The second verse is more poetically cryptic, but the last line appears to me, to be a spirit talking to the living through a medium...
(if you read the notes on this website about the Fall's song 'Psykick Dancehall, http://annotatedfall.doomby.com/pages/the-annotated-lyrics/psykick-dancehall.html
you will see that Mark was fairly knowledgeable about mediums...)
- 5. | 05/05/2018
- 6. | 09/07/2018
- 7. | 11/09/2018
- 8. | 13/10/2018
- 9. | 13/10/2018
- 10. | 13/10/2018
But I'm also now hearing "And though" as "And Oh..."
- 11. | 17/10/2018
- 12. | 21/10/2018
Right now this is indeed sounding like a toss-up via headphones. This is such a beautiful narration I'd love to get it right. There was never another version recorded, was there?
(time passes) Yes, Reformation! has it played live 23 times! I don't think I have any of those. I would like to put out a plea to anyone who has one or more of these to please check it out, although it's possible he never gives that line at all, I'm not sure what a live version of this particular number actually implies, as I've never heard one...
- 13. | 21/10/2018
- 14. | 16/10/2019
That poem, by Henry Scott Holland (1847 - 1918), has 'I have only slipped away into the next room' as its third line.
Full poem here:
https://www.thefuneralpoem.com/10/famous-poets-poems/henry-scott-holland/27/death-is-nothing-at-all-death-poetry-verses?paid=13
- 15. | 13/11/2019
- 16. | 16/11/2019
- 17. | 17/09/2023
- 18. | 06/10/2023
"While you, your fragrance drags me to the country"
The word Drags is crossed out, with "conveys" written above,, to be more poetical-ish. The narrator reads from the page As Is, saying the crossed out drags then (with possible tape edit) inserting the amended "it conveys me."
This is what I saw, listening at 16:01 Oct. 6 2023.
"There is another side you never see
Another side
And know, darling,
You know it’s there, on the right
I’m pointing to it now"
Those lines seem really funny. "There's another side you never see" can mean a quality of personality, maybe a romantic side not usually displayed.
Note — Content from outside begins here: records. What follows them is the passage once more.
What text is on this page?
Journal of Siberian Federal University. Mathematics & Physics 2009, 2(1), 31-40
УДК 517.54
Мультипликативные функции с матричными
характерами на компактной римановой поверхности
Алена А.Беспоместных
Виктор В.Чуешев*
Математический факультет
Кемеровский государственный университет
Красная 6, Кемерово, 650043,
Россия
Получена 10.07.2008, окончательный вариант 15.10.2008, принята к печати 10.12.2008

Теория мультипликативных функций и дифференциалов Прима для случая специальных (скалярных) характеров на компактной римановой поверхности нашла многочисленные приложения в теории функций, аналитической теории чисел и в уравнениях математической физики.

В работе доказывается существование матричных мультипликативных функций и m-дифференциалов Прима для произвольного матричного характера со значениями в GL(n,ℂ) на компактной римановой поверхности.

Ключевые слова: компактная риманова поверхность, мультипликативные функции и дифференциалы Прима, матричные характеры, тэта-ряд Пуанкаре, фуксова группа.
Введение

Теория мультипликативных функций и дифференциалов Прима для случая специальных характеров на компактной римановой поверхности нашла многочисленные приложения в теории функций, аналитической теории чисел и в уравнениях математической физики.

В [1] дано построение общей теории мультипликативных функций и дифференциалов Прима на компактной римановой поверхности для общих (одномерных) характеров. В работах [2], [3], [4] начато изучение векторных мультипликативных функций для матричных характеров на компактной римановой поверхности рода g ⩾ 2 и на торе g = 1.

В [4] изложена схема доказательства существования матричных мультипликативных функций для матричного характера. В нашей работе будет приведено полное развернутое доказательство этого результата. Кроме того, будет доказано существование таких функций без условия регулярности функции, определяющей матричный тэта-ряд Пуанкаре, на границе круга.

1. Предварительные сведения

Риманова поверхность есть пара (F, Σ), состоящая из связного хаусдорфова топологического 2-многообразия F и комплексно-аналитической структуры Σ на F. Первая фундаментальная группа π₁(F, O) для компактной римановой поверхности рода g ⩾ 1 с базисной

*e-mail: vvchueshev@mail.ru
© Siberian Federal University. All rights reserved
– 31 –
But here is seems to literally mean another side - "look, there, I'm pointing at it!" Very ambiguous.
"While you, your fragrance drags
It conveys me to the country"
To describe a fragrance (a perfume, or bodily odour?) as "dragging" seems a negative, and while being conveyed to the country could be taken to mean something fresh and natural, it could also mean smelling of manure.
"And is...
this...
your birthday?"
Has the narrator forgotten? Are they not sure?
"I am sat in a leafy winding spiral ablaze"
Did someone set fire to a hedge-maze? Or is this verse about the country to which the narrator has now been conveyed?
"Clad stones
Stocked up with pebbles
Rumbling"
Dry stone walls are often plugged with smaller rocks and pebbles. Does "rumbling" indicate the wall is falling down?
"Trying to, like you, navigate without pains"
Do we associate the narrator with MES, who suffered from broken hips and would presumably find navigation painful some of the time.
"And in dreams I stumble towards you"
Roy Orbison's song "In Dreams", has the line:
"In dreams I walk with you"
"Knees knocked, as you evaporate"
Roy Orbison's "In Dreams" has the lines:
"But just before the dawn
I awake and find you gone"
"Knees knocked" could mean bumping knees, or it might mean the involuntary fear-reaction. Or it's part of the "stumbling" image.
"I am in the next room with you always"
Always being in the next room is a phrase that would normally indicate something being always just out of reach. Here the narrator and the subject of the song seem to be together in the next room, which seems ambiguous. Not in "this" room?